My take on a database, without prior knowledge or guidance on the subject. I'll keep this very short so basically I'm doing it in C# .NET for practicing my skills with the ecosystem, and this is not meant to be taken seriously, to be performing, feature complete or even accurate to any standards at the moment, just a funny side project to see how hard it is to get to a somewhat barebones database.
I won't try to mimic an existing RDBMS, nor implement everything different from everyone else. But it probably leans towards Oracle the most, followed by SQLite, which are the ones I have the most experience with.
It's currently more of a SQL interpreter than a database, though I intend to focus more on the storage and querying performance side of things as soon as I have implemented enough SQL features to test those with.
Expanding a bit on the first paragraph, I also intent to test the feasibility or even possibility of implementing a few things that cross or have crossed my mind these past years. Moments I thought (specially during a time I heavily dealt with and maintained a somewhat large codebase of Oracle PL/SQL) "what if this could be done entirely in the database instead?". Probably the opposite of what most people, and myself in other occasions (when not entirely out of amusement for the idea), think.
Removed the roadmap.
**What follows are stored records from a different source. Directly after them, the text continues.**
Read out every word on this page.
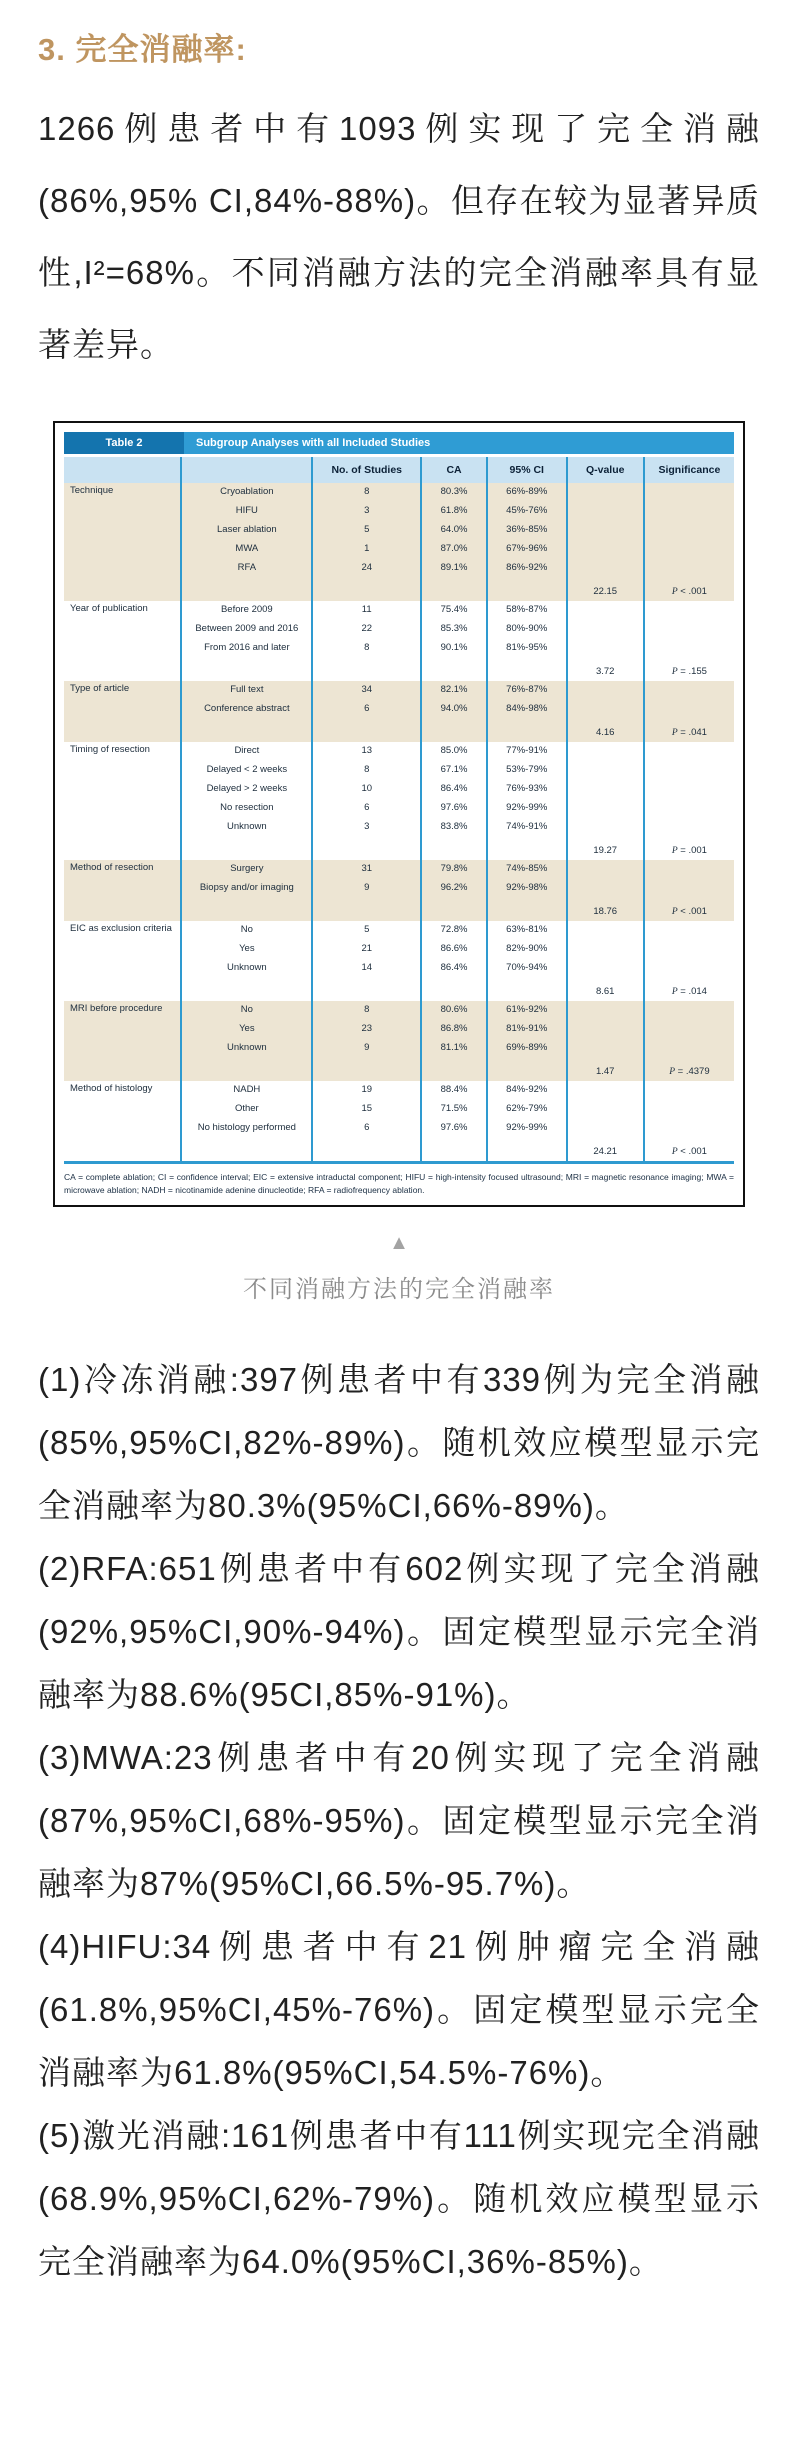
3. 完全消融率:

1266例患者中有1093例实现了完全消融(86%,95% CI,84%-88%)。但存在较为显著异质性,I²=68%。不同消融方法的完全消融率具有显著差异。

Table 2	Subgroup Analyses with all Included Studies
		No. of Studies	CA	95% CI	Q-value	Significance
Technique	Cryoablation	8	80.3%	66%-89%		
	HIFU	3	61.8%	45%-76%		
	Laser ablation	5	64.0%	36%-85%		
	MWA	1	87.0%	67%-96%		
	RFA	24	89.1%	86%-92%		
					22.15	P < .001
Year of publication	Before 2009	11	75.4%	58%-87%		
	Between 2009 and 2016	22	85.3%	80%-90%		
	From 2016 and later	8	90.1%	81%-95%		
					3.72	P = .155
Type of article	Full text	34	82.1%	76%-87%		
	Conference abstract	6	94.0%	84%-98%		
					4.16	P = .041
Timing of resection	Direct	13	85.0%	77%-91%		
	Delayed < 2 weeks	8	67.1%	53%-79%		
	Delayed > 2 weeks	10	86.4%	76%-93%		
	No resection	6	97.6%	92%-99%		
	Unknown	3	83.8%	74%-91%		
					19.27	P = .001
Method of resection	Surgery	31	79.8%	74%-85%		
	Biopsy and/or imaging	9	96.2%	92%-98%		
					18.76	P < .001
EIC as exclusion criteria	No	5	72.8%	63%-81%		
	Yes	21	86.6%	82%-90%		
	Unknown	14	86.4%	70%-94%		
					8.61	P = .014
MRI before procedure	No	8	80.6%	61%-92%		
	Yes	23	86.8%	81%-91%		
	Unknown	9	81.1%	69%-89%		
					1.47	P = .4379
Method of histology	NADH	19	88.4%	84%-92%		
	Other	15	71.5%	62%-79%		
	No histology performed	6	97.6%	92%-99%		
					24.21	P < .001
CA = complete ablation; CI = confidence interval; EIC = extensive intraductal component; HIFU = high-intensity focused ultrasound; MRI = magnetic resonance imaging; MWA = microwave ablation; NADH = nicotinamide adenine dinucleotide; RFA = radiofrequency ablation.
▲
不同消融方法的完全消融率

(1)冷冻消融:397例患者中有339例为完全消融(85%,95%CI,82%-89%)。随机效应模型显示完全消融率为80.3%(95%CI,66%-89%)。

(2)RFA:651例患者中有602例实现了完全消融(92%,95%CI,90%-94%)。固定模型显示完全消融率为88.6%(95CI,85%-91%)。

(3)MWA:23例患者中有20例实现了完全消融(87%,95%CI,68%-95%)。固定模型显示完全消融率为87%(95%CI,66.5%-95.7%)。

(4)HIFU:34例患者中有21例肿瘤完全消融(61.8%,95%CI,45%-76%)。固定模型显示完全消融率为61.8%(95%CI,54.5%-76%)。

(5)激光消融:161例患者中有111例实现完全消融(68.9%,95%CI,62%-79%)。随机效应模型显示完全消融率为64.0%(95%CI,36%-85%)。
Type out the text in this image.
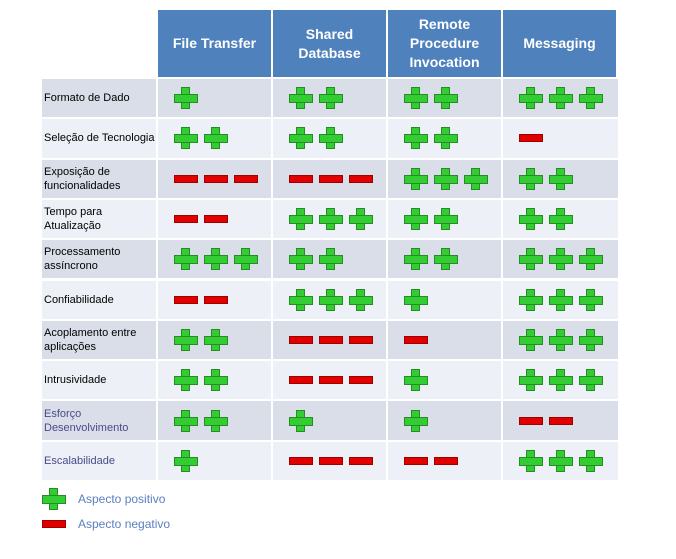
File Transfer
Shared Database
Remote Procedure Invocation
Messaging
Formato de Dado
Seleção de Tecnologia
Exposição de funcionalidades
Tempo para Atualização
Processamento assíncrono
Confiabilidade
Acoplamento entre aplicações
Intrusividade
Esforço Desenvolvimento
Escalabilidade
Aspecto positivo
Aspecto negativo
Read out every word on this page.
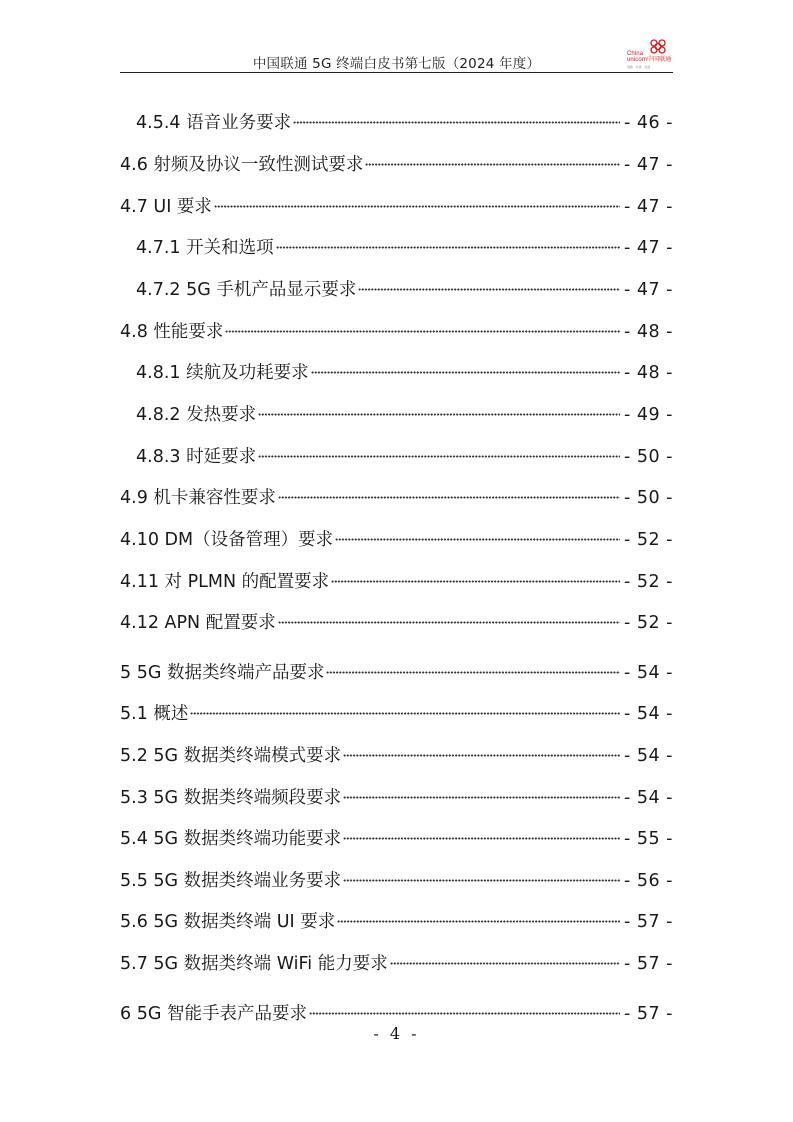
中国联通 5G 终端白皮书第七版（2024 年度）
China
unicom中国联通
创新 · 共享 · 连接
4.5.4 语音业务要求	- 46 -
4.6 射频及协议一致性测试要求	- 47 -
4.7 UI 要求	- 47 -
4.7.1 开关和选项	- 47 -
4.7.2 5G 手机产品显示要求	- 47 -
4.8 性能要求	- 48 -
4.8.1 续航及功耗要求	- 48 -
4.8.2 发热要求	- 49 -
4.8.3 时延要求	- 50 -
4.9 机卡兼容性要求	- 50 -
4.10 DM（设备管理）要求	- 52 -
4.11 对 PLMN 的配置要求	- 52 -
4.12 APN 配置要求	- 52 -
5 5G 数据类终端产品要求	- 54 -
5.1 概述	- 54 -
5.2 5G 数据类终端模式要求	- 54 -
5.3 5G 数据类终端频段要求	- 54 -
5.4 5G 数据类终端功能要求	- 55 -
5.5 5G 数据类终端业务要求	- 56 -
5.6 5G 数据类终端 UI 要求	- 57 -
5.7 5G 数据类终端 WiFi 能力要求	- 57 -
6 5G 智能手表产品要求	- 57 -
- 4 -
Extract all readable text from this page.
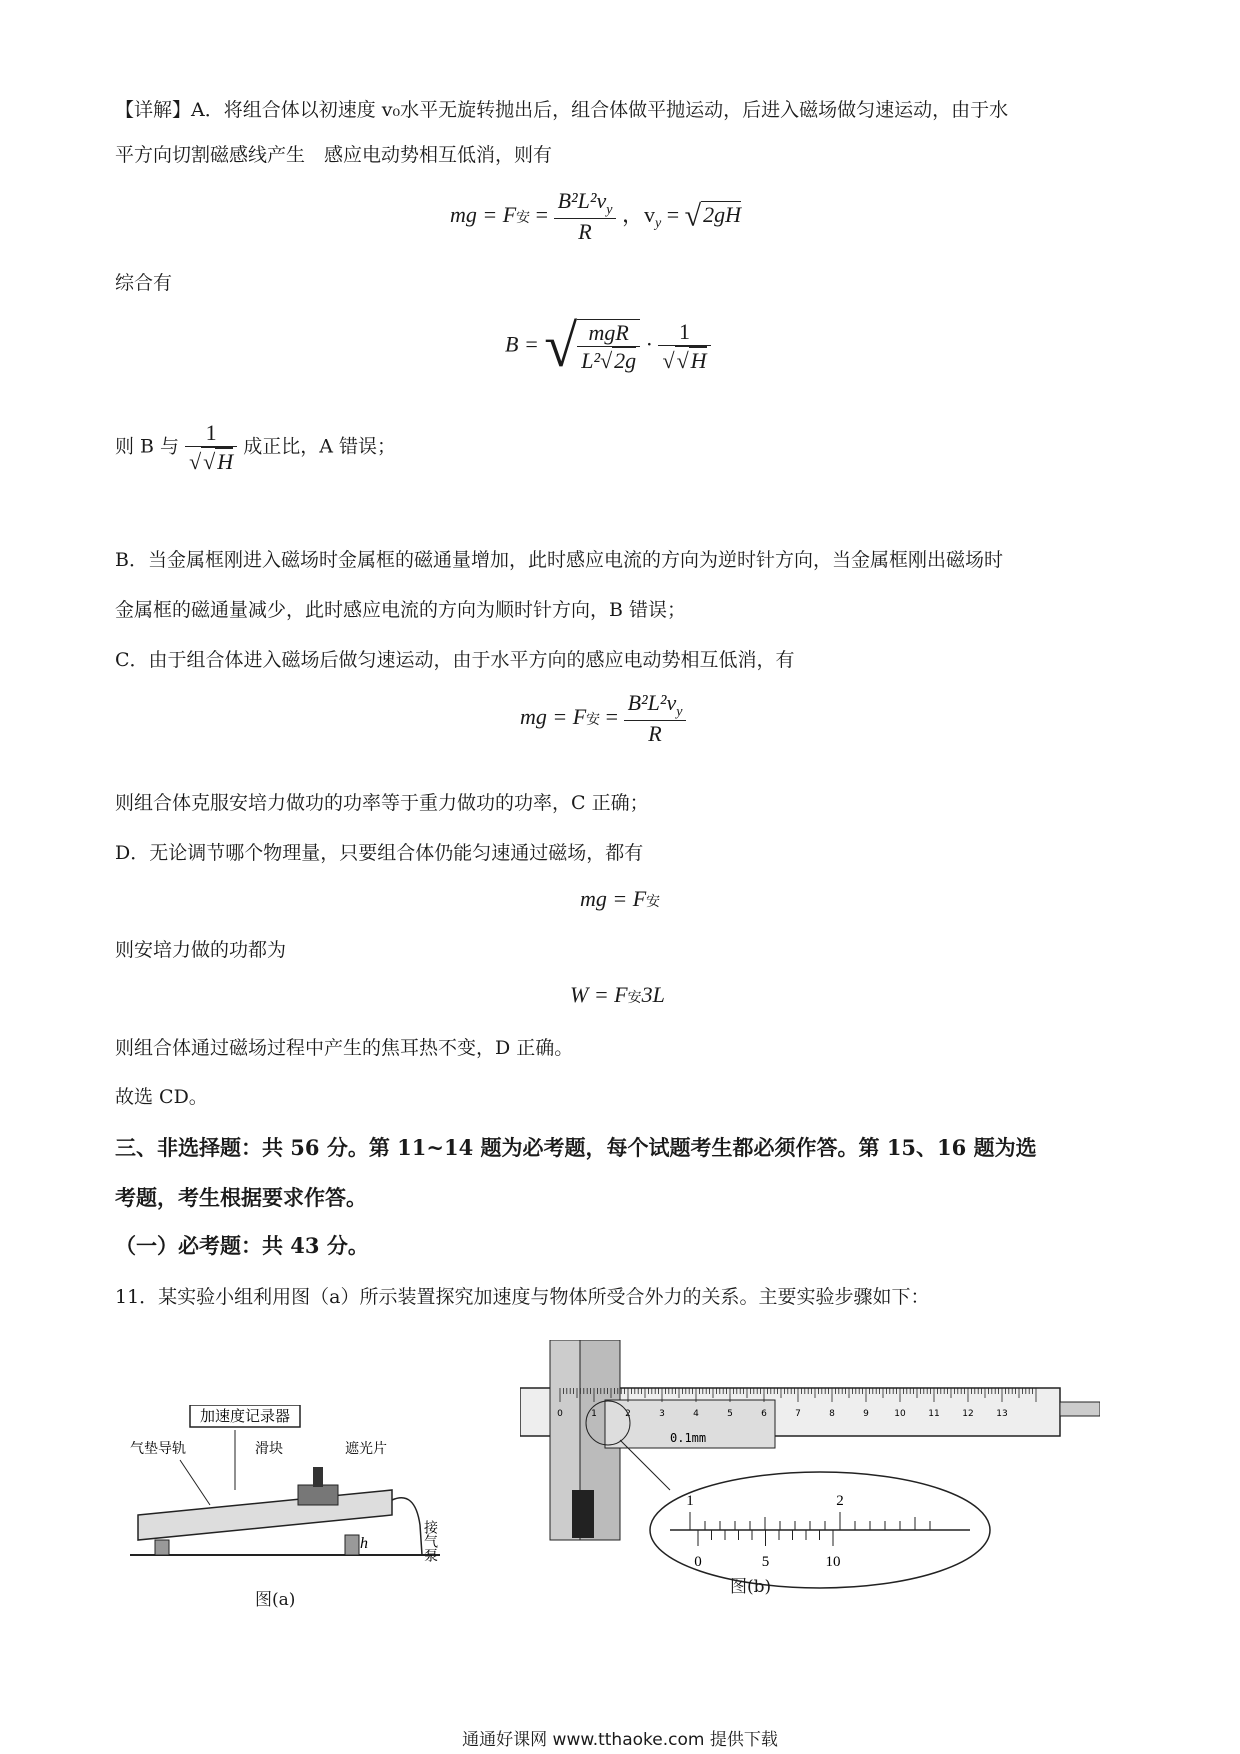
【详解】A．将组合体以初速度 v₀水平无旋转抛出后，组合体做平抛运动，后进入磁场做匀速运动，由于水
平方向切割磁感线产生　感应电动势相互低消，则有
mg = F安 = $\frac{B^2L^2v_y}{R}$ ，$v_y = √2gH$
综合有
B = √ $\frac{\text{mgR}}{\text{L²√2g}} \cdot \frac{1}{√√H}$
则 B 与 $\frac{1}{√√H}$ 成正比，A 错误；
B．当金属框刚进入磁场时金属框的磁通量增加，此时感应电流的方向为逆时针方向，当金属框刚出磁场时
金属框的磁通量减少，此时感应电流的方向为顺时针方向，B 错误；
C．由于组合体进入磁场后做匀速运动，由于水平方向的感应电动势相互低消，有
mg = F安 = $\frac{B^2L^2v_y}{R}$
则组合体克服安培力做功的功率等于重力做功的功率，C 正确；
D．无论调节哪个物理量，只要组合体仍能匀速通过磁场，都有
mg = F安
则安培力做的功都为
W = F安3L
则组合体通过磁场过程中产生的焦耳热不变，D 正确。
故选 CD。
三、非选择题：共 56 分。第 11~14 题为必考题，每个试题考生都必须作答。第 15、16 题为选
考题，考生根据要求作答。
（一）必考题：共 43 分。
11．某实验小组利用图（a）所示装置探究加速度与物体所受合外力的关系。主要实验步骤如下：
加速度记录器
气垫导轨	滑块	遮光片
h	接气泵
图(a)
0	1	2	3	4	5	6	7	8	9	10	11	12	13
0.1mm
1	2
0	5	10
图(b)
通通好课网 www.tthaoke.com 提供下载
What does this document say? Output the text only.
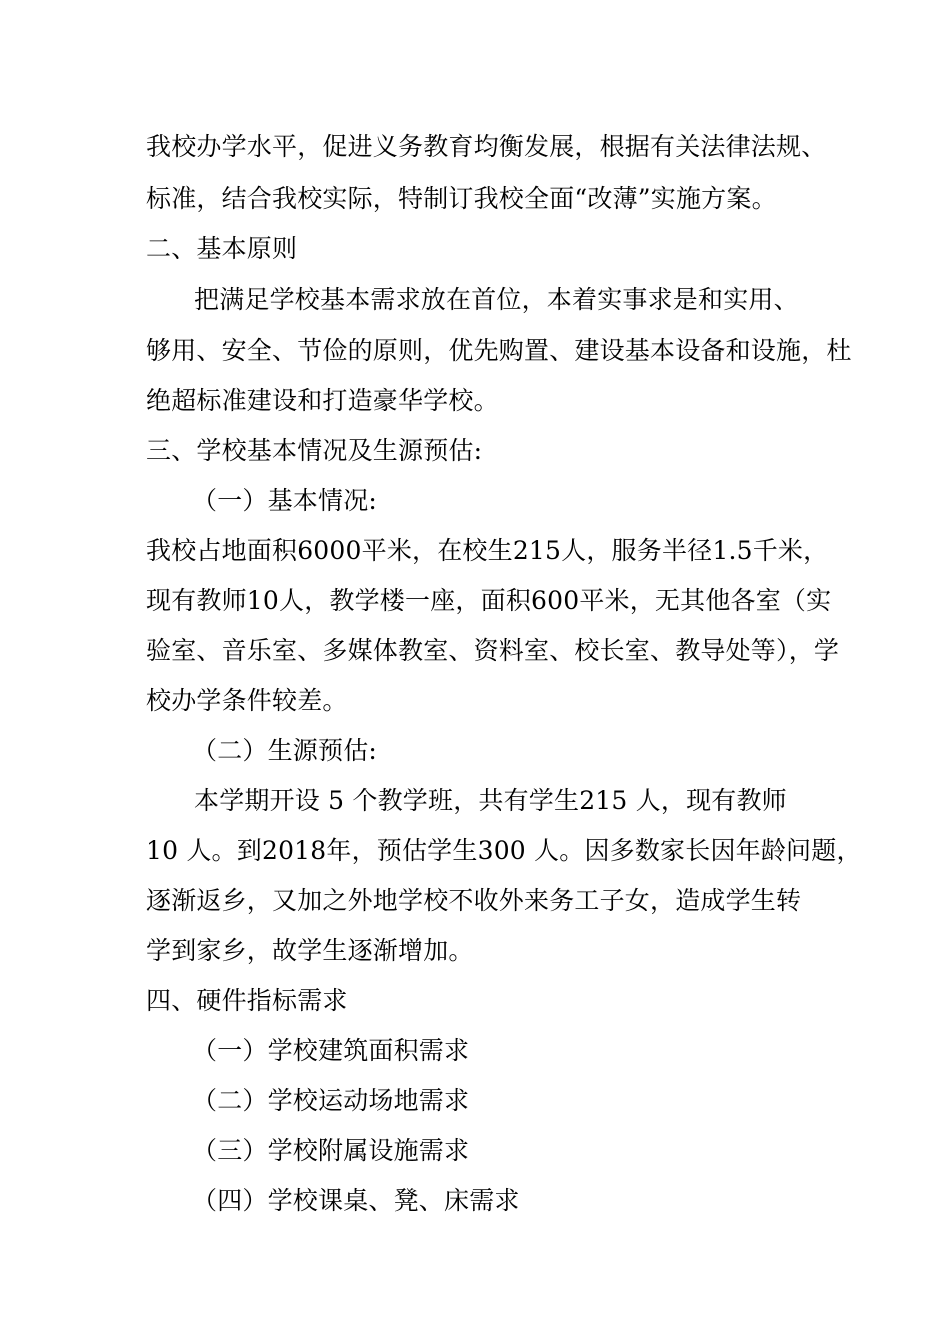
我校办学水平，促进义务教育均衡发展，根据有关法律法规、
标准，结合我校实际，特制订我校全面“改薄”实施方案。
二、基本原则
把满足学校基本需求放在首位，本着实事求是和实用、
够用、安全、节俭的原则，优先购置、建设基本设备和设施，杜
绝超标准建设和打造豪华学校。
三、学校基本情况及生源预估:
（一）基本情况:
我校占地面积6000平米，在校生215人，服务半径1.5千米，
现有教师10人，教学楼一座，面积600平米，无其他各室（实
验室、音乐室、多媒体教室、资料室、校长室、教导处等），学
校办学条件较差。
（二）生源预估:
本学期开设 5 个教学班，共有学生215 人，现有教师
10 人。到2018年，预估学生300 人。因多数家长因年龄问题，
逐渐返乡，又加之外地学校不收外来务工子女，造成学生转
学到家乡，故学生逐渐增加。
四、硬件指标需求
（一）学校建筑面积需求
（二）学校运动场地需求
（三）学校附属设施需求
（四）学校课桌、凳、床需求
Instead I'll list below what's already "working" and what I intend to implement in the future
unlikely = low priority, maybe never
- SELECT
- Basic column name, wildcard or expression
- Alias for each expression
- DISTINCT
- COUNT
- Basic COUNT support, without any arguments, counts all rows in the resulting query
- COUNT(expr) Number of rows where expr is not NULL (can be achieved with WHERE expr IS NOT NULL)
- COUNT(DISTINCT expr) same as above but count only distinct values of expr (can be achieved via existing group by clause)
- COUNT(*) syntactic sugar, does the same as Basic COUNT above
- (unlikely) OVER () / PARTITION
- UNION clause
- UNION ALL
- UNION (filtering so that union'ed rows are not duplicate in the output)
- Better semantic analysis for Boolean expressions (ensure expression is valid)
- Single value sub select as expression
- Expandable type system
- Custom conversion between types
- More basic types
- Type promotion/casting (e.g. CURRENT_DATE() - 30)
- INSERT
- Basic INSERT support with columns and values list
- Batch insert (VALUES (...), (...), ...)
- INSERT from select (INSERT INTO x SELECT ... FROM y)
- UPDATE
- Basic update support with SET list of columns
- DELETE
- Basic DELETE support
- Data definition and relationships
- Basic CREATE
- DROP TABLE
- ALTER TABLE
- Primary keys
- Foreign keys
- Constraints
- UNIQUE
- NOT NULL
- CHECK
- ON DELETE clauses using foreign keys
- Indices
- Functions
- Basic functions
- Aggregate functions
- "generic" functions (currently they all accept a certain type as parameter and return another. Need to overload for each possible combination)
- (somewhat) complete set of standard functions (string and list manipulation, type casting, etc)
- FROM clause
- FROM table name
- FROM sub select
- WITH clause and temp tables
- (unlikely) recursive CTE
- WHERE clause
- IS / IS NOT for NULL comparison (currently works with = and !=/<>)
- GROUP BY expression
- ORDER BY expression
- JOIN
- LEFT JOIN
- INNER JOIN
- RIGHT JOIN
- OUTER JOIN
- (unlikely) CROSS and SELF JOIN
- HAVING clause
- Meta tables with info about the schema and database
- Explain/calculate an execution plan
- Data persistence to the disk and caching
- Save query data to the disk as it's being read so that we can execute queries too big to fit in memory
- Binary model to save table data to the disk, with fast indexing and lookup
- Import CSV files into tables from the command line
- Command line that doesn't suck
- System.Data interfaces implementation
- GUI query runner and schema browser
- Unhelpful and vague error messages
And certainly more things I don't remember at the moment, or haven't thought of yet.